Elévation ouest, vue partielle.
Elévation ouest, premier niveau. Fenêtre occultée par des contrevents à planches croisées.
Elévation ouest, premier niveau. Porte du logis, détail de la menuiserie.
Au deuxième niveau de la façade occidentale, le balcon est bâti sur une poutrelle métallique industrielle en U scellée dans la maçonnerie. Il est fermé par un garde-corps en ferronnerie à volutes.
Elévation ouest, deuxième niveau. Balcon.

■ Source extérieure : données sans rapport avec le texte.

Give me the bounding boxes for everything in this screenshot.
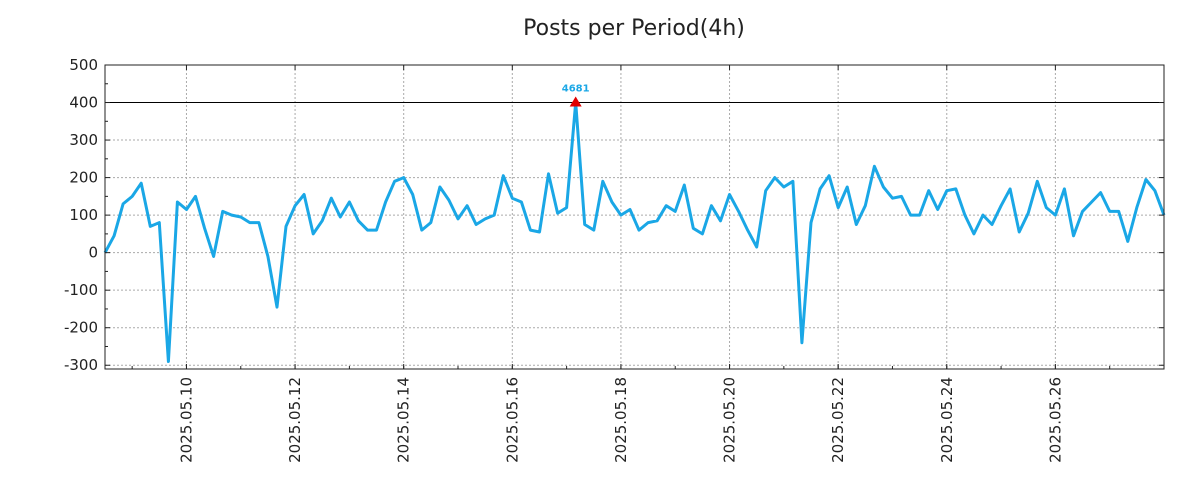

La charpente est à pannes sur fermes avec poinçons. Le toit est à longs pans sur la partie sud et à un seul pan sur la partie nord. Il est couvert en plaques ondulées de fibro-ciment supportant des tuiles creuses. La souche de la cheminée est en briques pleines, surmontée d'un petit couvrement métallique. L'avant-toit est constitué de deux rangs de génoise alors que la saillie de rive des pignons n'en possède qu'un. Ces génoises sont peintes en blanc et le passage des angles est traité en éventail.